Re: LD kindergartener
We’re not asking the child ‘what is the difference between a number and a letter, of course. In any case, I wouldn’t teach numbers and letter together together to such a child. I’d work on numbers alone until she knew 1 - 10. Then I’d go to letters. Can she sing her ABCs? If she can, continue that.
It may take this particular child longer than other children. I’d hold her hand and count while we took steps. I’d count 10 things at every opportunity and it will embed even if slowly.
Re: LD kindergartener
Go back, as Sara suggests, to readiness skills. She/he obviously isn’t ready to sustain instructional attention and needs a pre-K curriculum.
Re: LD kindergartener
I agree with Sara…work on numbers, then on letters, or vice versa. I am a special educator and I’ve worked on these types of concepts with a variety of children. Try putting music to them. Many times this is helpful in learning any concept you’re trying to teach. Also, make learning fun. Try making alphabet letter puppets, or having him/her glue various objects, such as fruit loops, beans, tissue paper, etc. onto a paper with the letter written on it. I have also made individual letter booklets, gluing pictures of things that start with a particular letter and having the student tell me a sentence about that picture, then writing it in their book. They like to “read” the book when it is finished, especially since they “wrote” the words. Making your own Bingo cards with the letter or letters on it that you’re trying to teach is also fun, especially if you have a Bingo Prize box! The key is…REPETITION!
Re: LD kindergartener
I would find it difficult to put an LD label on a K student. We all develop at different ages. I couldn’t read in first grade, was a disappointment to my parents - an embarassment - but I caught up…..now write the books. Be patient, teach to mastery - make it fun.

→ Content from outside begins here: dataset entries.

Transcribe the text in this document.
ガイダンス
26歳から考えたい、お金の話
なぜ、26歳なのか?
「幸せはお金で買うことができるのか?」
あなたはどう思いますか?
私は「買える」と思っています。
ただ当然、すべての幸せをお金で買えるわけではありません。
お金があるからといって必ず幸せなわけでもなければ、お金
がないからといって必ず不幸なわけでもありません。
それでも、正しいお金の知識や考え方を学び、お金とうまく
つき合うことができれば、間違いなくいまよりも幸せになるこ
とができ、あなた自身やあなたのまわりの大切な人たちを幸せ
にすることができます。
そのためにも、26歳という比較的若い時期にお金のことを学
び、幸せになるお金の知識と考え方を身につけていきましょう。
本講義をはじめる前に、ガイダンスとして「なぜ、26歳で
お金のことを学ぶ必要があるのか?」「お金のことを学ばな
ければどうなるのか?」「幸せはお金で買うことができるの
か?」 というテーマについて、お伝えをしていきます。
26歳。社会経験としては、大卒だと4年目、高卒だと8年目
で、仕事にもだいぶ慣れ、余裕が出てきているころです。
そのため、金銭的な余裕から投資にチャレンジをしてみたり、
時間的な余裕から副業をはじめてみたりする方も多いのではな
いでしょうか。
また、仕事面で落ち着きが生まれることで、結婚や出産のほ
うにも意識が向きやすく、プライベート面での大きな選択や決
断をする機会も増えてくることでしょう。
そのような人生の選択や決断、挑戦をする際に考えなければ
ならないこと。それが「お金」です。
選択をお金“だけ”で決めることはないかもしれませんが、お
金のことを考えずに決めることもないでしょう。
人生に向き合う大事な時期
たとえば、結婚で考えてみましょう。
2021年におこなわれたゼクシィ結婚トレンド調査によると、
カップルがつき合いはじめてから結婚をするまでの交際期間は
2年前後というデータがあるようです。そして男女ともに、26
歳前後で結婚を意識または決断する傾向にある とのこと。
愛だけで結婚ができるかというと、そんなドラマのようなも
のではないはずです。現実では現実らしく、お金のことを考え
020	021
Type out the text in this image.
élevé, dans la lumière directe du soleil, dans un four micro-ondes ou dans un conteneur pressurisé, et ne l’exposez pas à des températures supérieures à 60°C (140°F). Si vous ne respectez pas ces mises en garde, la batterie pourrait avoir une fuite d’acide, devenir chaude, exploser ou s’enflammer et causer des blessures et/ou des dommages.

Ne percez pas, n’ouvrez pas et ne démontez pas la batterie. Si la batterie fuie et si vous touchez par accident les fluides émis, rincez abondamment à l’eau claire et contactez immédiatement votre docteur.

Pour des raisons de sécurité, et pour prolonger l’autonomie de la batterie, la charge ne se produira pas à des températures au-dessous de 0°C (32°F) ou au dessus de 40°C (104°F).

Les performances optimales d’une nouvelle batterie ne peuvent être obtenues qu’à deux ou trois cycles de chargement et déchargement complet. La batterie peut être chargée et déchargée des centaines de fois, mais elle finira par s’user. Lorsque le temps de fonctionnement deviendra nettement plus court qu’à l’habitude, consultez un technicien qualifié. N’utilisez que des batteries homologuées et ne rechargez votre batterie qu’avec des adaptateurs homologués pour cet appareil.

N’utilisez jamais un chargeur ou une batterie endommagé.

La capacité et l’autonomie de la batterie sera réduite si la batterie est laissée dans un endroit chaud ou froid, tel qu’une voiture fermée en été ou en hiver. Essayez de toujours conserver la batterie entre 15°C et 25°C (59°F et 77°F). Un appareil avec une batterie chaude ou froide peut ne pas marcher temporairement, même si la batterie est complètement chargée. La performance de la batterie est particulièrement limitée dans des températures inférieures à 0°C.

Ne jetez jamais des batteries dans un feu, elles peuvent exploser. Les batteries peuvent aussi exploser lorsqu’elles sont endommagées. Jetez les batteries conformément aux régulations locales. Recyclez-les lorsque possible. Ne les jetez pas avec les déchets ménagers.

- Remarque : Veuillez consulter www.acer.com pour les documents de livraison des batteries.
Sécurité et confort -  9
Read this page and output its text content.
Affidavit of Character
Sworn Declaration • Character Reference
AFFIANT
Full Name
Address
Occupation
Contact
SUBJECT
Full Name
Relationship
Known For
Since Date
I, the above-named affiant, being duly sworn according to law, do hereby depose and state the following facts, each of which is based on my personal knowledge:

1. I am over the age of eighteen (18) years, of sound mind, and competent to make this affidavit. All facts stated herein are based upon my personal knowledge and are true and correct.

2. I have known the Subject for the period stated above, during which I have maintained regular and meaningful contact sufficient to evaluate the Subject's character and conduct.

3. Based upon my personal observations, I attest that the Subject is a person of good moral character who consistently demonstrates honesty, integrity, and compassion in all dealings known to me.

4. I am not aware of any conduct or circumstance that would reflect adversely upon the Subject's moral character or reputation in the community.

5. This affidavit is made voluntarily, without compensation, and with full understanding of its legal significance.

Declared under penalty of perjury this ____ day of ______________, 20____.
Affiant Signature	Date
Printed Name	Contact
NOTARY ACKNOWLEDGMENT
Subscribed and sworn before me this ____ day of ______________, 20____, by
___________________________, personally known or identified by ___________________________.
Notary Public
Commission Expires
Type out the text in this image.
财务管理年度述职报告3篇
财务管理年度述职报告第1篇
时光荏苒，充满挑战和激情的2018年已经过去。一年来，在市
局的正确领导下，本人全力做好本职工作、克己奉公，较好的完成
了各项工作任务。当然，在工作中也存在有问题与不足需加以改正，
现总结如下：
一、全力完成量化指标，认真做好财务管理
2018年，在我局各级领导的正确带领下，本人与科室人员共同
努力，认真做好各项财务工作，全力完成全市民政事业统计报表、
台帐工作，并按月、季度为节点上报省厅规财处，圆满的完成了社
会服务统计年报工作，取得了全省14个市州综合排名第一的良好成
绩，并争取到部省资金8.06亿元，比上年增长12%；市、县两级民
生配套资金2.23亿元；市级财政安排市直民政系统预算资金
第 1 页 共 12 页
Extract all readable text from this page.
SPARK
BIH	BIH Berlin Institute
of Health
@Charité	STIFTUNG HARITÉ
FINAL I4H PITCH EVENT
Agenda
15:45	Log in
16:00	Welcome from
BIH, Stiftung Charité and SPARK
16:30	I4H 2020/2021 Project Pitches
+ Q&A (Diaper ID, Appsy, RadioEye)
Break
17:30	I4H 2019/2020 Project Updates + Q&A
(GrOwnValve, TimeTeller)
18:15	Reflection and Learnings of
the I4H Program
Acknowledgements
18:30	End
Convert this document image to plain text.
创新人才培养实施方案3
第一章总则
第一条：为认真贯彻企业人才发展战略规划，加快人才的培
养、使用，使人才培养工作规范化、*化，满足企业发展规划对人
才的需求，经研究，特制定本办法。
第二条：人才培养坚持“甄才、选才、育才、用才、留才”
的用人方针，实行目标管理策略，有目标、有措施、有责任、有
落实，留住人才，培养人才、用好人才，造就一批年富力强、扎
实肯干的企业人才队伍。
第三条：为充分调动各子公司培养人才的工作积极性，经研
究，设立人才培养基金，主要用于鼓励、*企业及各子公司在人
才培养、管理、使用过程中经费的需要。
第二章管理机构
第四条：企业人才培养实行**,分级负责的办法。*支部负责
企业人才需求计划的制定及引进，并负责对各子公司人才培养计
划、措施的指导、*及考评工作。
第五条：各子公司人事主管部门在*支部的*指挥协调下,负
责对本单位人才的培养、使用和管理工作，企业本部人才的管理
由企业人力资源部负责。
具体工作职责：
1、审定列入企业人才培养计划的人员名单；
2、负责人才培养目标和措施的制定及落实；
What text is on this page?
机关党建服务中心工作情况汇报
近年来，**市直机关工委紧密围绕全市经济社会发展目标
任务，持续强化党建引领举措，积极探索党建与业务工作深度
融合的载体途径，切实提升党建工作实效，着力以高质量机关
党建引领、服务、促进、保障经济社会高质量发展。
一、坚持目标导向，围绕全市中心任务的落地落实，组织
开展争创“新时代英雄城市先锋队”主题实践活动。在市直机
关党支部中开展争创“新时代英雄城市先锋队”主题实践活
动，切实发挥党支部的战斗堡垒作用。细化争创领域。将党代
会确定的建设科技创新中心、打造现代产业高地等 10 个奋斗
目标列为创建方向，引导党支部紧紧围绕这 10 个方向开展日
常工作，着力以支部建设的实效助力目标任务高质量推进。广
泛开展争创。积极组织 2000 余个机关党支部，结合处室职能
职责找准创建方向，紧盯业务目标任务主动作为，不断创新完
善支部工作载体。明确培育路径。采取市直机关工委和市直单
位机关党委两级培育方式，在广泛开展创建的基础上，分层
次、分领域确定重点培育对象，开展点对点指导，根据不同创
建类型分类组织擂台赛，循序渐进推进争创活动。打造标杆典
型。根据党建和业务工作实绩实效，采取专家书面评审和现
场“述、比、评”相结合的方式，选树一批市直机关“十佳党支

I am not an educator, but that was my daughter (except for the constant motion). This is a huge red flag for later reading difficulty, not being able to name and recall letters. Stick with her. My daughter started kindergarten knowing 6 letters. She went to special ed teacher 3 and then 5 days a week before kindergarten, and I worked with her at home. Around Feb, after only doing a letter a week, she started to recall them. Beleive me, I would say to myself, ” I don’t know how else to help her to know these.” We did- the “alphabet hop” where I put the letters on the floor and recited them, she had to hop to the letter. (they were also color-coded to the tune of the song- ABCD-one color then EFG another, HIJK another. ect to further help her). I ordered tactile letters and colored them the same way. We wrote them in jello, shaving cream.. I cut them out of sand paper so she could feel them. Every letter she had a cue for. (and still does) K-the kangaroo letter. L is the lollipop letter. The border in her room was the aplhabet, and at night we sang it with flashlights lighting up the letters as we went. One of the biggest things that helped her was playing tic-tac-toe with them. (one of my best ideas) I was F and she was f. Every time we wrote the letter we said the name out loud. So, she heard it, saw it and wrote it about 50 times in 10 minutes. Tic-tac-toe is highly repeatative, and fun!! This helped her the most with her most difficult letters like F. Numbers are difficult for her to recall also, so we played tic-tac-toe with the numbers 9 and 10, saying the name out loud every time. This helps, highly reptative in a short amount of time.
As I said, tihs is from a Mom’s perspective. Maybe you could suggest some of these to the parents, or use them as fillers if you have a few minutes in class.